Being a perfectionist and my harshest critic, I work stubbornly and meticulously on the tiniest of details until they are perfect to me. I'm always seeking to put an original twist or touch to everything I create. And I can't settle for just following someone else's idea or tutorial. Nope, I have to put my own unique and individual spin on every piece. That's part of the fun!

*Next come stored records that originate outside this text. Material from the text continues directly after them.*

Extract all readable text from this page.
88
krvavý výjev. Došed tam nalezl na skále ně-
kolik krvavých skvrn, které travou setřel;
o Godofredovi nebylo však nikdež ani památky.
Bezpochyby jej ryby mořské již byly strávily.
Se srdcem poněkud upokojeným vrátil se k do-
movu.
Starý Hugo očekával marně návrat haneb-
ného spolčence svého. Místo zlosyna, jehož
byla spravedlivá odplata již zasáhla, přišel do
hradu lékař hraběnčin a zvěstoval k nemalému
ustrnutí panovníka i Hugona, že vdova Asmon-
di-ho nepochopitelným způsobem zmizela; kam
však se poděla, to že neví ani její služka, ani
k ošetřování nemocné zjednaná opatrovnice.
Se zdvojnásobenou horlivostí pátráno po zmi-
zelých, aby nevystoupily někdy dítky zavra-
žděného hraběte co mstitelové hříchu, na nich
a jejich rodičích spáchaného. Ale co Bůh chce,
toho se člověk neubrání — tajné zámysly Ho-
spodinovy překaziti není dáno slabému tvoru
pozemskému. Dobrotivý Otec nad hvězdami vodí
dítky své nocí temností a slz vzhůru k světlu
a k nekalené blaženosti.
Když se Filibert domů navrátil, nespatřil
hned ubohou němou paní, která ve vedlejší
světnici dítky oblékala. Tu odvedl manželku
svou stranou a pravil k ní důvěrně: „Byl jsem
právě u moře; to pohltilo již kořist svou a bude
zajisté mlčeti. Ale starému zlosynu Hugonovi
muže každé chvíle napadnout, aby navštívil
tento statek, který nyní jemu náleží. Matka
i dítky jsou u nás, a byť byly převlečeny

I've worked at finding my own unique "spin" on three dimensional needle felting, also known as dry felting. I've tried about every style and method, and have developed my own now. It's a focused form of sculptural needle felting that I call wool sculpting. I love using no armatures or supports, no glues or sticks or paper. My works are wool inside and out. And no presses, machines, or shortcuts...just my hands, holding sharp, barbed steel needles, sculpting wool by tangling and felting it into subtle and often dramatic shapes and effects. I occasionally use other natural animal fibers/furs/hair, and I will sometimes use a natural plant-based textile hardener as a clear coat, just to vary textures, but the wool still makes the piece what it is. Forming the wool is the magic, the joy. Seeing what I can make wool do, what textures I can mimic or recreate, this is why what I do is essentially wool sculpting. A wad of fluffy wool, a needle, and my imagination. Wow...how could it be any more exciting!?
As my experience grows, I am more and more excited at the possibilities and creative results. This is my passion. In life, like writing, you start at one point, but where it goes...and ends...is often a discovery all its own! Thank you for being a part of my story!